In 1983, artist-photographer, therapist, and writer Rosy Martin developed a fascinating and relevant new photographic practice with the late Jo Spence, a photographer, photo-therapist, activist and writer. This pioneering work is known as re-enactment photography. In The performative body: phototherapy and re-enactment (Afterimage 2001 Nov-Dec), Martin writes: “Phototherapy refers broadly to the use of photographic representations within a context in which the intention is therapeutic: to promote self-awareness and healing.”
To say I am on a journey of self-discovery or healing through creating work sounds like a personal development plan. It fails to address the complexity and spontaneity of the strategies involved and suggests that I had a goal or direction when I made it. I didn’t. Now that I’ve learnt the language of art and therapy, up to a point, I can wrap it up in discourses that make what I create sound considered and directed. Often it isn’t—I’m just good at backtracking and finding connections.

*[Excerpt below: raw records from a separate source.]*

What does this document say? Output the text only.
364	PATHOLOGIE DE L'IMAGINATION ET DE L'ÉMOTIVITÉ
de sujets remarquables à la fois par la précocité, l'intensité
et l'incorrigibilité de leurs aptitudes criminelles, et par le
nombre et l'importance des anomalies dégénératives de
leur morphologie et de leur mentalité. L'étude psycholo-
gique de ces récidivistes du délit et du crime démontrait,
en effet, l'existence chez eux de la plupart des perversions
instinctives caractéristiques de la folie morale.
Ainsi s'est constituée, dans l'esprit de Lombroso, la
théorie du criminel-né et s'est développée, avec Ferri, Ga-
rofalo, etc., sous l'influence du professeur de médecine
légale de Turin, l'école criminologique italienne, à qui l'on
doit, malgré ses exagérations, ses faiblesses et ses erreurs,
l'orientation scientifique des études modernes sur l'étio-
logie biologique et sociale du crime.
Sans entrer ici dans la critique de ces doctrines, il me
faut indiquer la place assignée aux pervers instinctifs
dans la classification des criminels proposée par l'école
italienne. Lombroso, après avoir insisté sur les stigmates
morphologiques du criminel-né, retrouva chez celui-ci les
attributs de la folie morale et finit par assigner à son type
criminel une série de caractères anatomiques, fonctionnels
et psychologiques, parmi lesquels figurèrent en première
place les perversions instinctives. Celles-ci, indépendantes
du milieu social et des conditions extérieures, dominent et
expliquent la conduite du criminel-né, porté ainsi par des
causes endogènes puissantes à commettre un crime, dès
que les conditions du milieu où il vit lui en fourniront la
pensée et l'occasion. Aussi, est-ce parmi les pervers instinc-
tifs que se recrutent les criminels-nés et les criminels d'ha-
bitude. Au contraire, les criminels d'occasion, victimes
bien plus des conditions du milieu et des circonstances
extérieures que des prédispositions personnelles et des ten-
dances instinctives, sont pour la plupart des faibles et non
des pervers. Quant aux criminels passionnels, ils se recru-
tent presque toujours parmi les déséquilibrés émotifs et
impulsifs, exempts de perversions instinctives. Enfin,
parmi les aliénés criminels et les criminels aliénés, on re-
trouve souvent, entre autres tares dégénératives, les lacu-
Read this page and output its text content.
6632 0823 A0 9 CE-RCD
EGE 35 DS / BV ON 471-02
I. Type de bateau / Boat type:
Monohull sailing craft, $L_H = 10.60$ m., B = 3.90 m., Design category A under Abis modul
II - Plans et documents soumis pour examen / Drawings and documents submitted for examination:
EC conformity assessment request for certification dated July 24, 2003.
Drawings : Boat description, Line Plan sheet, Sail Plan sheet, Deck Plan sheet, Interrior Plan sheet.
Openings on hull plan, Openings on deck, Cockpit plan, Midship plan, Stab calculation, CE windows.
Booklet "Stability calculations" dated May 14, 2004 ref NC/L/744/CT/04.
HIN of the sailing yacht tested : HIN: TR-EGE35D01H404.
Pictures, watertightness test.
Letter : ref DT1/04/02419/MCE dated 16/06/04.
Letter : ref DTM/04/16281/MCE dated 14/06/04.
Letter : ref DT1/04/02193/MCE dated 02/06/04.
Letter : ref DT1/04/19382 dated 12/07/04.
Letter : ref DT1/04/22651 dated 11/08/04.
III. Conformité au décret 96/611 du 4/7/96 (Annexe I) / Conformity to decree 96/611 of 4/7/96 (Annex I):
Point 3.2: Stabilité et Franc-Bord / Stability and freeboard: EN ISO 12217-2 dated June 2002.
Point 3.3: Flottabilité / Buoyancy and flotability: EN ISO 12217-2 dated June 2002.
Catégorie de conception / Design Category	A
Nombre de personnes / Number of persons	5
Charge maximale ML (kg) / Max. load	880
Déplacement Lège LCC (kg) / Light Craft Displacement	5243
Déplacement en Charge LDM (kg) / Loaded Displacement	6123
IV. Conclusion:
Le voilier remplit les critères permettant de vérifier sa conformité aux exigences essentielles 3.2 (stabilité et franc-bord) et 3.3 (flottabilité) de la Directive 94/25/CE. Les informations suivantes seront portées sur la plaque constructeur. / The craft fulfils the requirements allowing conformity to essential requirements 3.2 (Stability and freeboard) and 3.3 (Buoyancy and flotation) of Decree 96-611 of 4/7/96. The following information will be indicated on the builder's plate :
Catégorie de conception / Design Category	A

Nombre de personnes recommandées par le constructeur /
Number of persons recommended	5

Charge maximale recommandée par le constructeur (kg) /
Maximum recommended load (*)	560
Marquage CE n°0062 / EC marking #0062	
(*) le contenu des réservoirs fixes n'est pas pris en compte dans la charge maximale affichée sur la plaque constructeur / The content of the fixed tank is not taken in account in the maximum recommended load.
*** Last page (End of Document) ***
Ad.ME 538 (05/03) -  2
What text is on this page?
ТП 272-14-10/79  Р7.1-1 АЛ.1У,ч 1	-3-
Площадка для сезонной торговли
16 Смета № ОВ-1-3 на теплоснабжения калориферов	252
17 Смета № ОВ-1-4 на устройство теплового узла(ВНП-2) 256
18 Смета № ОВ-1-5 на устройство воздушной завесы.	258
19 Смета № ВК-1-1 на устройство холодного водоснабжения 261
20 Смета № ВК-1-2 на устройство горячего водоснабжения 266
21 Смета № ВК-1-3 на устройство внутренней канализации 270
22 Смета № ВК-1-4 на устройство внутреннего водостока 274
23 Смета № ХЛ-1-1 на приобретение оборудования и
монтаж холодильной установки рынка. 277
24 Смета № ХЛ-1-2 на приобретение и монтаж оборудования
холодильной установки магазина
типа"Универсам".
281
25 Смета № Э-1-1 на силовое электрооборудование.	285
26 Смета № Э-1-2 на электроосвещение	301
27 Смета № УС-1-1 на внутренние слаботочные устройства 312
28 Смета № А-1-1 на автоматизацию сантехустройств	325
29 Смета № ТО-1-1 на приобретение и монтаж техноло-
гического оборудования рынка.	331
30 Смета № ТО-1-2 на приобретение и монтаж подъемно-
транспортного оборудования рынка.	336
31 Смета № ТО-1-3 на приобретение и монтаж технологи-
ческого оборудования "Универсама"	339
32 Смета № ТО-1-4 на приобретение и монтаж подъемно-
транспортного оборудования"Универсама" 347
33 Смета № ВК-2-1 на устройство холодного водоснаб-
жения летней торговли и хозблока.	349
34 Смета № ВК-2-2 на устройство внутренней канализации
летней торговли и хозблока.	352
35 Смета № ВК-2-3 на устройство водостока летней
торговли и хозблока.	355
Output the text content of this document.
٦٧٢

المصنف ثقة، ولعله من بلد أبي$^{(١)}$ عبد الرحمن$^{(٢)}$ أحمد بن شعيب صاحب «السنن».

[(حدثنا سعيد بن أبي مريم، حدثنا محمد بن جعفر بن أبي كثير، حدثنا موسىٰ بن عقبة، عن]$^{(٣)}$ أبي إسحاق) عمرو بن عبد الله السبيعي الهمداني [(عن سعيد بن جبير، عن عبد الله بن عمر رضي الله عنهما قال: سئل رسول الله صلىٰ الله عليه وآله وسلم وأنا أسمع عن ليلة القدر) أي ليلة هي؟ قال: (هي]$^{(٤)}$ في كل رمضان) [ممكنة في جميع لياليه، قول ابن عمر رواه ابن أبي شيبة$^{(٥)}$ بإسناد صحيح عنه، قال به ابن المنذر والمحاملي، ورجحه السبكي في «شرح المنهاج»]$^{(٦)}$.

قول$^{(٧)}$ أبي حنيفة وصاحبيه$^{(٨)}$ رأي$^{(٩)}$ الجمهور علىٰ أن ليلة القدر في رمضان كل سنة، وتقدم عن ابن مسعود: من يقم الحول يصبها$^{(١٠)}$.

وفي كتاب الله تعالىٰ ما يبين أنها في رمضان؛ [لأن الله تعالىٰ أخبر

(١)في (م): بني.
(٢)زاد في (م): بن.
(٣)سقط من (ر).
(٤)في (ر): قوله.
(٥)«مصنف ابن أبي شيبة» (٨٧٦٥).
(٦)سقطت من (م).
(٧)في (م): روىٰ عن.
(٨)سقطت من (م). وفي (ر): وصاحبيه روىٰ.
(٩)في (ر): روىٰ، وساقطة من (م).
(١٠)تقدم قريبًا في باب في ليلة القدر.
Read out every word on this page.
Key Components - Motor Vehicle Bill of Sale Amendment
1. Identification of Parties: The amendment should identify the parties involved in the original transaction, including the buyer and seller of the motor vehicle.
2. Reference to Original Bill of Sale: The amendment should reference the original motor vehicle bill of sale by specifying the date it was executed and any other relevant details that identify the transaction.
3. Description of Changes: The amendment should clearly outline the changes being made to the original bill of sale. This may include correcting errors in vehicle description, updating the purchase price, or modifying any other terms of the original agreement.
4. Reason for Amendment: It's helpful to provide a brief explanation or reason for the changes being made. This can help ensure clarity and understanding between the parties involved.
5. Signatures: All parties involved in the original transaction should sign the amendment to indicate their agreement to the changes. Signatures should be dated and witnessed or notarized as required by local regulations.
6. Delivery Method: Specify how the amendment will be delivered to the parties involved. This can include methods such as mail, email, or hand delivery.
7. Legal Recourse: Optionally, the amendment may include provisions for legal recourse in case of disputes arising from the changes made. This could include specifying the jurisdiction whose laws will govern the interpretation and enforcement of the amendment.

Home Discomforts is not commercial, nor did I ever intend it to be ‘made for sale’. It erupted, it became, and is an extension of my lived experience and an interrogation of my being. I did it because I felt compelled to. However, I did make one photograph available as a limited edition at the London Art Fair and it’s the same one that I used for the front of the postcard. I called it HOPE.
This is probably why I prefer to describe my work as raw and DIY; it is also why I am drawn to Outsider, Activist, and Therapeutic Art practices. I always have been, even before I knew there were labels or definitions for what I did. In trying to open up dialogue around social issues my creative process is often premised on using materials that are readily available and easily acquired framed within everyday backdrops and the architecture of the street.